However, there is a pretty useful library called tiny-utf8, which is basically a drop-in replacement for std::string/std::wstring. It aims to fill the gap of the still missing utf8-string container class.
This might be the most comfortable way of 'dealing' with utf8 strings (that is, without unicode normalization and similar stuff). You comfortably operate on codepoints, while your string stays encoded in run-length-encoded chars.
I'm trying to implement text support in Windows with the intention of also moving to a Linux platform later on. It would be ideal to support international languages in a uniform way but that doesn't seem to be easily accomplished when considering the two platforms in question. I have spent a considerable amount of time reading up on UNICODE, UTF-8 (and other encodings), widechars and such and here is what I have come to understand so far:
UNICODE, as the standard, describes the set of characters that are mappable and the order in which they occur. I refer to this as the "what": UNICODE specifies what will be available.
UTF-8 (and other encodings) specify the how: How each character will be represented in a binary format.
Now, on windows, they opted for a UCS-2 encoding originally, but that failed to meet the requirements, so UTF-16 is what they have, which is also multi-char when necessary.
So here is the delemma:
Windows internally only does UTF-16, so if you want to support international characters you are forced to convert to their widechar versions to use the OS calls accordingly. There doesn't seem to be any support for calling something like CreateFileA() with a multi-byte UTF-8 string and have it come out looking proper. Is this correct?
In C, there are some multi-byte supporting functions (_mbscat, _mbscpy, etc), however, on windows, the character type is defined as unsigned char* for those functions.

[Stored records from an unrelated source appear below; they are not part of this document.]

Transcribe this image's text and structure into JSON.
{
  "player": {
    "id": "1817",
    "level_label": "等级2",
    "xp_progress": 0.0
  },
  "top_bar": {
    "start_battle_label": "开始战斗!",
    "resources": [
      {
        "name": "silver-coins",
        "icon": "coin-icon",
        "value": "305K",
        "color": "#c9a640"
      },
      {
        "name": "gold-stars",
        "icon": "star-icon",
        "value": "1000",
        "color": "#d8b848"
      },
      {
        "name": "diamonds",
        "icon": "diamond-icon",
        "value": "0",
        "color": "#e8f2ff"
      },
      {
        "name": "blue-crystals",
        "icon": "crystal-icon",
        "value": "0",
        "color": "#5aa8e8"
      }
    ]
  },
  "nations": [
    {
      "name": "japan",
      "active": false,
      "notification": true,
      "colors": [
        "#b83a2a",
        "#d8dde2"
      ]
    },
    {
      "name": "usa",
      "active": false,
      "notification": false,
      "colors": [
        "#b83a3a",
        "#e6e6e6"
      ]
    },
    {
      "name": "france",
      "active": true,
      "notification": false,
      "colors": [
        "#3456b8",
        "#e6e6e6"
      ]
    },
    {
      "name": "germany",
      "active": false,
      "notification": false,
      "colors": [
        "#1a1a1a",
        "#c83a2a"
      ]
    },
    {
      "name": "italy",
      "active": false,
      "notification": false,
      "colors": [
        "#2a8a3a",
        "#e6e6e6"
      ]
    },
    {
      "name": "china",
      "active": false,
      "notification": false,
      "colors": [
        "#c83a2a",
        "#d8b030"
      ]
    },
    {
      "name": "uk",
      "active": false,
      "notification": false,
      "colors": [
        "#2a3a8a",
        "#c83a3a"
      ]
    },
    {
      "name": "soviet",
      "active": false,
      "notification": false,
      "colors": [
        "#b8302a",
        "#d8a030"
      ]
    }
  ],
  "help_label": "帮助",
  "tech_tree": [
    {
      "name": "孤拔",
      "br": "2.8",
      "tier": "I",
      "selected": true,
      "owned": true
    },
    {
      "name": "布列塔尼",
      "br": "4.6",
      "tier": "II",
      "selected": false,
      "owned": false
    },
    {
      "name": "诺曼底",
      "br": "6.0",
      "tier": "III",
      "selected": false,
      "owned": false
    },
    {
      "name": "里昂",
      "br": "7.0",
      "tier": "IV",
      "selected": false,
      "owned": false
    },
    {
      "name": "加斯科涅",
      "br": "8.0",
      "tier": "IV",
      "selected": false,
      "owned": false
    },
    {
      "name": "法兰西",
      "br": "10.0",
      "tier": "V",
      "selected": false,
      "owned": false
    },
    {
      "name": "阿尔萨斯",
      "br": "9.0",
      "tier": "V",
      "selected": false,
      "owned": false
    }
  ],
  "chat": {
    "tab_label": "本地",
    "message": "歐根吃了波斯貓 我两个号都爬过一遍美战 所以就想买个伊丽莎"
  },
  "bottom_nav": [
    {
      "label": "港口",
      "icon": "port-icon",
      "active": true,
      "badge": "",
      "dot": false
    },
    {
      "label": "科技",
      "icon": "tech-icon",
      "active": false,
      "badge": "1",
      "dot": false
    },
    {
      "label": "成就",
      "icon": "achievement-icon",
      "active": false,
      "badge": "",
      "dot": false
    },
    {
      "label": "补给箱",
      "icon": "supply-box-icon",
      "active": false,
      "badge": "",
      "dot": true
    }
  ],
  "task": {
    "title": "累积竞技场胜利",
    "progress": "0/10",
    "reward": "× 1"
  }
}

Given the fact that the _mbs series of functions is not a complete set (i.e. there is no _mbstol to convert a multi-byte string to a long, for example) you are forced to use some of the char* versions of the runtime functions, which leads to compiler problems because of the signed/unsigned type difference between those functions. Does anyone even use those? Do you just do a big pile of casting to get around the errors?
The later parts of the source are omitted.